Rates of other secondary endpoints also were similar between the two groups at one year all-cause death (1.0% for ticagrelor plus placebo and 1.5% for ticagrelor plus aspirin), MI (3.1% and 3.1%), ischemic stroke (0.5% and 0.3%), and definite or probable stent thrombosis (0.4% and 0.6%).
Results of the TWILIGHT sub-analysis were presented in a late breaker oral presentation on 17 November 2019 at the American Heart Association Scientific Sessions 2019 in Philadelphia, US.
Brilinta is indicated to reduce the rate of cardiovascular death, myocardial infarction, and stroke in patients with acute coronary syndrome or a history of myocardial infarction. For at least the first 12 months following ACS, it is superior to clopidogrel. BRILINTA also reduces the rate of stent thrombosis in patients who have been stented for treatment of ACS.
TWILIGHT was a randomised, double-blinded, placebo-controlled Phase IV trial. The study was designed and sponsored by the Icahn School of Medicine at Mount Sinai in New York, US. AstraZeneca provided study drug and funding through an investigator-initiated grant but had no influence on the study design or data analysis.
Patients were included in TWILIGHT if they had high-risk clinical and/or anatomical features for ischemia or bleeding after undergoing PCI with insertion of at least one DES.
STEMI presentation was an exclusion criterion; 64% (5,739) of the overall cohort had NSTE-ACS. In TWILIGHT, all enrolled patients (9,006) received ticagrelor (90mg twice daily) and enteric-coated aspirin (81-100mg daily) for three months after PCI.
Patients who remained event-free and were adherent to DAPT during the three months of treatment with ticagrelor and aspirin (7,119) were randomized 1: 1 in a double-blind manner to either continue aspirin or switch to matched placebo for an additional 12 months, with continuation of open-label ticagrelor in both groups. The trial included 187 sites from across 11 countries, with the majority of patients recruited from the US.
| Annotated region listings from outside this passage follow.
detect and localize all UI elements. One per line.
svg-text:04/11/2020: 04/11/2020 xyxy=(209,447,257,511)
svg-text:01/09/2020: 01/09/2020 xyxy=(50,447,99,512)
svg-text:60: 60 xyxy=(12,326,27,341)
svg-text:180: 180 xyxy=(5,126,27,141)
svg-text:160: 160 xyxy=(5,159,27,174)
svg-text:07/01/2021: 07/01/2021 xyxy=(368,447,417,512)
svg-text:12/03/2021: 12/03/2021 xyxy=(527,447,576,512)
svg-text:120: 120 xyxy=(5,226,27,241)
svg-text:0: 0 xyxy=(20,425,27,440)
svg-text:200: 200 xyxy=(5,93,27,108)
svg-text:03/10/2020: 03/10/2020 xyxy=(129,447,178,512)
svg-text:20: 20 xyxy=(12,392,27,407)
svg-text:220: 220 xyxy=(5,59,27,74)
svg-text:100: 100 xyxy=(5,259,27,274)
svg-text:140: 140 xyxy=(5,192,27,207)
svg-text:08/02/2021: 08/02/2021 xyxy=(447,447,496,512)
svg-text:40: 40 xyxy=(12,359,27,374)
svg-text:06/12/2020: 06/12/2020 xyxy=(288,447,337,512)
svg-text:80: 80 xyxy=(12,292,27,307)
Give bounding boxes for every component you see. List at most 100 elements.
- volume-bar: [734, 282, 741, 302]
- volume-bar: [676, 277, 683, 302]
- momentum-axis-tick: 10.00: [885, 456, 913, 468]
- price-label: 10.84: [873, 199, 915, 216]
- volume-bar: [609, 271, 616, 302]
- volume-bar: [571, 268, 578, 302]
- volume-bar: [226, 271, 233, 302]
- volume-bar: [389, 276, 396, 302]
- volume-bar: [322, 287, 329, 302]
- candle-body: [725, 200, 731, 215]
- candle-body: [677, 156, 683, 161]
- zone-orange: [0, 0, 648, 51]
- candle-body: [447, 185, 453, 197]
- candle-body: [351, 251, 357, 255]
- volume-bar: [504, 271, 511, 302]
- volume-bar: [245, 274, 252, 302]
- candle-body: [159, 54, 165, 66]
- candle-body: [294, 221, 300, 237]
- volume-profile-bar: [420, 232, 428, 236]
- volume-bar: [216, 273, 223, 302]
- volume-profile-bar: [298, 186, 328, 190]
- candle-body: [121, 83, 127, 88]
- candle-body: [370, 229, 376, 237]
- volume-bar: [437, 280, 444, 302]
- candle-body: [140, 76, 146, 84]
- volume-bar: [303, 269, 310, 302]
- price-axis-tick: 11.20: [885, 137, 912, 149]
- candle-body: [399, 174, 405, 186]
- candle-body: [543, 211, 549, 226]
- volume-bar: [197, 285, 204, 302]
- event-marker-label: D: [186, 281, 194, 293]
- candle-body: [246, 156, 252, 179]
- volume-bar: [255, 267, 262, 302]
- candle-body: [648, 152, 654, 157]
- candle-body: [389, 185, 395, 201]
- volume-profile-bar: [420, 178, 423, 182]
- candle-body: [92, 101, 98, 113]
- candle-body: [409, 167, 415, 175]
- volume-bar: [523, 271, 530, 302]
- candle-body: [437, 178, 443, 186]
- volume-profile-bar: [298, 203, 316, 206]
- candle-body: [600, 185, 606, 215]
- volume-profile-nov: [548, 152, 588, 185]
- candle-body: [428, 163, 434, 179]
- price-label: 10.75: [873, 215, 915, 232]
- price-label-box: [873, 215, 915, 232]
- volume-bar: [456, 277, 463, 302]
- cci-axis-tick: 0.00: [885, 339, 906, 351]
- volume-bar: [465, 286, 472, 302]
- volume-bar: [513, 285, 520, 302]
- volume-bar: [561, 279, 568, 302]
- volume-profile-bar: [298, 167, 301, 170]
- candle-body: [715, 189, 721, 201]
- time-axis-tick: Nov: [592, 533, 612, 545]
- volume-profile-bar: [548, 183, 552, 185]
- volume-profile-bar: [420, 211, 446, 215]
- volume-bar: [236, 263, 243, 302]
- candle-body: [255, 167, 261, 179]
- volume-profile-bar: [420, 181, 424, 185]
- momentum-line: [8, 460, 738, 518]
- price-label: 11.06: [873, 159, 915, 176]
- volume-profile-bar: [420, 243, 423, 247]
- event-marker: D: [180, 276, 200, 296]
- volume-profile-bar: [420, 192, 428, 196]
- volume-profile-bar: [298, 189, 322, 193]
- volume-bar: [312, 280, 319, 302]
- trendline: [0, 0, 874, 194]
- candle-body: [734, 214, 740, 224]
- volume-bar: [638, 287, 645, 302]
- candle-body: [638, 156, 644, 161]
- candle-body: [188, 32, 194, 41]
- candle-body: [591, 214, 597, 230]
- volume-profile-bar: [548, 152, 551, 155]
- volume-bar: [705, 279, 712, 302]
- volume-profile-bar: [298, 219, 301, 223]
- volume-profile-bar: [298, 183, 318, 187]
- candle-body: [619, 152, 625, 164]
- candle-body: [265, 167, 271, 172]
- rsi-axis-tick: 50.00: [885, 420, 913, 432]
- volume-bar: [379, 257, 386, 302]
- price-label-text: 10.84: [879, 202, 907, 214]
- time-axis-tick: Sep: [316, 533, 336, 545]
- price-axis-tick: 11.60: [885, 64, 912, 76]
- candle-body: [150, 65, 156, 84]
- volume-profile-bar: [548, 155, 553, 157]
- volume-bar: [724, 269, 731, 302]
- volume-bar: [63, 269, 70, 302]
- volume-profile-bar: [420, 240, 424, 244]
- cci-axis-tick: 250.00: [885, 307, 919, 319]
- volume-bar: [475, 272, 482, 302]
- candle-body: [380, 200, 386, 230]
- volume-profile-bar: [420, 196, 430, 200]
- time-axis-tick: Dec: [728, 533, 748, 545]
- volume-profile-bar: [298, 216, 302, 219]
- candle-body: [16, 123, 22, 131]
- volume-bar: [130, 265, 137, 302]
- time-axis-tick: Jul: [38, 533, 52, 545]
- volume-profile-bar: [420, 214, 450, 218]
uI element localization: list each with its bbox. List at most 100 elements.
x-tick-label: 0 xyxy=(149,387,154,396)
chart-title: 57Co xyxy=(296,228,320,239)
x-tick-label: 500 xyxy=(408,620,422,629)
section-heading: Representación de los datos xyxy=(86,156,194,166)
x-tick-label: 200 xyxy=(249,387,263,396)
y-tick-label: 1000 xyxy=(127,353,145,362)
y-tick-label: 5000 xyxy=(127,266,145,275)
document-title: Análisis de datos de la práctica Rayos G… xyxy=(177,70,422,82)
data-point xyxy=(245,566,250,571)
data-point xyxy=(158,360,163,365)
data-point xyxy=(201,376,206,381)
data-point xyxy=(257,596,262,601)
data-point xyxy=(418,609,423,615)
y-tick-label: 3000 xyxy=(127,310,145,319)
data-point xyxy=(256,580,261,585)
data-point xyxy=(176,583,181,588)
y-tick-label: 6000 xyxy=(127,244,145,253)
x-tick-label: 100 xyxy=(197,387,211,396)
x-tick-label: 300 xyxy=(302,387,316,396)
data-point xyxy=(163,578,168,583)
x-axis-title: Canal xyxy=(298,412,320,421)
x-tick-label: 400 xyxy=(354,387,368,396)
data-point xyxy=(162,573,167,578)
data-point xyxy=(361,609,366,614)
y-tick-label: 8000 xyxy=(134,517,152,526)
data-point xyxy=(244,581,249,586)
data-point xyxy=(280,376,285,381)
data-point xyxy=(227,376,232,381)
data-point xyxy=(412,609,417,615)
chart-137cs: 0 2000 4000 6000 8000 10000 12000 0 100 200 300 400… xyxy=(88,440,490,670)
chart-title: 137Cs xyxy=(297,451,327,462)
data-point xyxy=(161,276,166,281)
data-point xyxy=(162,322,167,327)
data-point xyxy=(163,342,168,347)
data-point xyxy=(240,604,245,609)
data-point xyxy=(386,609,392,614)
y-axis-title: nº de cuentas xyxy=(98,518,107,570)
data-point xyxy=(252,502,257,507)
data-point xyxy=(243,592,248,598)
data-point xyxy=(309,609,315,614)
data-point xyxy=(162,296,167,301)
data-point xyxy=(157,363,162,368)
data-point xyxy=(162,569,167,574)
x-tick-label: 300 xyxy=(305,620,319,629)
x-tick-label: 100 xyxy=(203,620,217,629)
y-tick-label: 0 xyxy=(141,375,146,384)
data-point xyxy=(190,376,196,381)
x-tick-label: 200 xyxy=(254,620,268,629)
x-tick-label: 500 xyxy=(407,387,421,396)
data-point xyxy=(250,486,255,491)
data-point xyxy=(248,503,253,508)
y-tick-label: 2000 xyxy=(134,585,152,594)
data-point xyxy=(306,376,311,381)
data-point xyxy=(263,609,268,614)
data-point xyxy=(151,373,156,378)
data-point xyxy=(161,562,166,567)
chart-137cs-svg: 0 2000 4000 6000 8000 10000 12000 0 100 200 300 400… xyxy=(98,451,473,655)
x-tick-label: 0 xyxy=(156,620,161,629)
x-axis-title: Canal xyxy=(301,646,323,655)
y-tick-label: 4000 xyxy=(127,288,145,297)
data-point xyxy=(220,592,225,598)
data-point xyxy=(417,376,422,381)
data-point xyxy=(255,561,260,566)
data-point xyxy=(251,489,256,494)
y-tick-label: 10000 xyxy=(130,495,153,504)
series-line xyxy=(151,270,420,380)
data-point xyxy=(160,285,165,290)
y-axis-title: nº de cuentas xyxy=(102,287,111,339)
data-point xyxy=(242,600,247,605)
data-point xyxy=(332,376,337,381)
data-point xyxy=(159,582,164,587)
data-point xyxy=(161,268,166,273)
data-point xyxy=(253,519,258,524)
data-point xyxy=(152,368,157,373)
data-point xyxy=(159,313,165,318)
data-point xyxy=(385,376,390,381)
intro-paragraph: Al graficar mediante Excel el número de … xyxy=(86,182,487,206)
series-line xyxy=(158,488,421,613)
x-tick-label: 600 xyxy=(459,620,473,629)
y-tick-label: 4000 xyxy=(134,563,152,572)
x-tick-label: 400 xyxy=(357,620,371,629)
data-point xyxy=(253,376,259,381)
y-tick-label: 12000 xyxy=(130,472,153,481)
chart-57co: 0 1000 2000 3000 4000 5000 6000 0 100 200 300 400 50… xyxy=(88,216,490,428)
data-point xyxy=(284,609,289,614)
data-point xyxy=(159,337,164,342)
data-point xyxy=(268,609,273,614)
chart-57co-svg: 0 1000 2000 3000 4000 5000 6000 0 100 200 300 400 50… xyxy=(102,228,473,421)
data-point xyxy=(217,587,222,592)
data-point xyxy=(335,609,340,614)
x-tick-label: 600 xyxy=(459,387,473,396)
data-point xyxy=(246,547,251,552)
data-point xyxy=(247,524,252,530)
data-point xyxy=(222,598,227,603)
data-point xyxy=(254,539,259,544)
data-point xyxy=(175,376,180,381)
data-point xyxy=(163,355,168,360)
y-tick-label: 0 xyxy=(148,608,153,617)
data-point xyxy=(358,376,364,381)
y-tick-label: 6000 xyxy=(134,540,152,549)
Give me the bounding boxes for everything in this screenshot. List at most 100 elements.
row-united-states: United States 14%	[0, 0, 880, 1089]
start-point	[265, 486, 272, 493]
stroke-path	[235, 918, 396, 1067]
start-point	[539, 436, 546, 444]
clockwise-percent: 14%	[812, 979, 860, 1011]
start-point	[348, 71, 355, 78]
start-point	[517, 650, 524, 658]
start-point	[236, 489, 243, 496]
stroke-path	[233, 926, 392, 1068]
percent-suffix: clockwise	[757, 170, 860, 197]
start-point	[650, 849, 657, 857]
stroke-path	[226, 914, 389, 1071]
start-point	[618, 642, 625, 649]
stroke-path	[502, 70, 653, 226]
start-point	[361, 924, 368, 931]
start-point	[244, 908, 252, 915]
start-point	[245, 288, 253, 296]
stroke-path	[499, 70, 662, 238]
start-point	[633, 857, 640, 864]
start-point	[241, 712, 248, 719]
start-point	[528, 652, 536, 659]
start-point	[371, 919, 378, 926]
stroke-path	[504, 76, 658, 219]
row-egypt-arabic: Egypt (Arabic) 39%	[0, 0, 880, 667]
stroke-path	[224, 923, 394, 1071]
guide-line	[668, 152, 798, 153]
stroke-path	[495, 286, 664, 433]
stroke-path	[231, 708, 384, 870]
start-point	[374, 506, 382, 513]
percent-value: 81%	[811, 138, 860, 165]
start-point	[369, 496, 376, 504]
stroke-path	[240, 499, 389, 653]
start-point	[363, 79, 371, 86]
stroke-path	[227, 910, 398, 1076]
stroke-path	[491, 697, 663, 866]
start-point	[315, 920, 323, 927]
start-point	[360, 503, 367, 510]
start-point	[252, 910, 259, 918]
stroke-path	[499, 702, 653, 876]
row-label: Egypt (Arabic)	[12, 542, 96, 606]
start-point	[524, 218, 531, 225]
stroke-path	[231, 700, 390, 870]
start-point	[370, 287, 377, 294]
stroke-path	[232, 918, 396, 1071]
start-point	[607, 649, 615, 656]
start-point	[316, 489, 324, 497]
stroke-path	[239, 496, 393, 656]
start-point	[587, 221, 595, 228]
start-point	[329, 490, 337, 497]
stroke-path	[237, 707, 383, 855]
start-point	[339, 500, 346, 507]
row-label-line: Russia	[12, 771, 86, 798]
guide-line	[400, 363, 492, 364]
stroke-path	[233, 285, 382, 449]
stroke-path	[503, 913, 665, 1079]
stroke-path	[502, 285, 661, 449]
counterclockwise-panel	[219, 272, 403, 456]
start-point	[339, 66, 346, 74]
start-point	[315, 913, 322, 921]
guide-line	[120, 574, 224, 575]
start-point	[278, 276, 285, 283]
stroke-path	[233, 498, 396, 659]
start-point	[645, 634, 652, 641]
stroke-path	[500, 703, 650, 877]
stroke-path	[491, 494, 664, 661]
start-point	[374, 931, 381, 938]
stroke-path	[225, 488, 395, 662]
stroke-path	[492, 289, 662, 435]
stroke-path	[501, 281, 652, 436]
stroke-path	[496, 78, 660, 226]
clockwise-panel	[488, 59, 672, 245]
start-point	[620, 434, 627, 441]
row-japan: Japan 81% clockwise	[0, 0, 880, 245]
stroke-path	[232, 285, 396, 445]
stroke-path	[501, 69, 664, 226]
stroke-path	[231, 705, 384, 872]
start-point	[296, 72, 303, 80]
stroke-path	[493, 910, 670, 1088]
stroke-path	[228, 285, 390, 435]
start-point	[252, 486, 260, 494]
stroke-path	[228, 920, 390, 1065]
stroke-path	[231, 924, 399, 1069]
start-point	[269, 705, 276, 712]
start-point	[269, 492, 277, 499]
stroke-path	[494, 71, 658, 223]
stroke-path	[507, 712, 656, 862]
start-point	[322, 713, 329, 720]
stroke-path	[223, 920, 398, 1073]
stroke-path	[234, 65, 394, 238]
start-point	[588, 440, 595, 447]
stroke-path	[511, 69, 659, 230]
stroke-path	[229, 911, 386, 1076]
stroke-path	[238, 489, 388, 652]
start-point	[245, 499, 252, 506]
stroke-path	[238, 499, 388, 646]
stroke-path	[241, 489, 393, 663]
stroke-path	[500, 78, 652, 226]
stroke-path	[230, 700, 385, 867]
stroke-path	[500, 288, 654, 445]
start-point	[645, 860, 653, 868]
Results from the TWILIGHT full study population were presented in September 2019 at Transcatheter Cardiovascular Therapeutics 2019, the annual scientific conference of the Cardiovascular Research Foundation, and published simultaneously in The New England Journal of Medicine.
Brilinta is an oral, reversibly binding, direct-acting P2Y12 receptor antagonist that works by inhibiting platelet activation. Brilinta, together with aspirin, has been shown to significantly reduce the risk of major adverse cardiovascular events (myocardial infarction, stroke or CV death) in patients with acute coronary syndrome or a history of MI.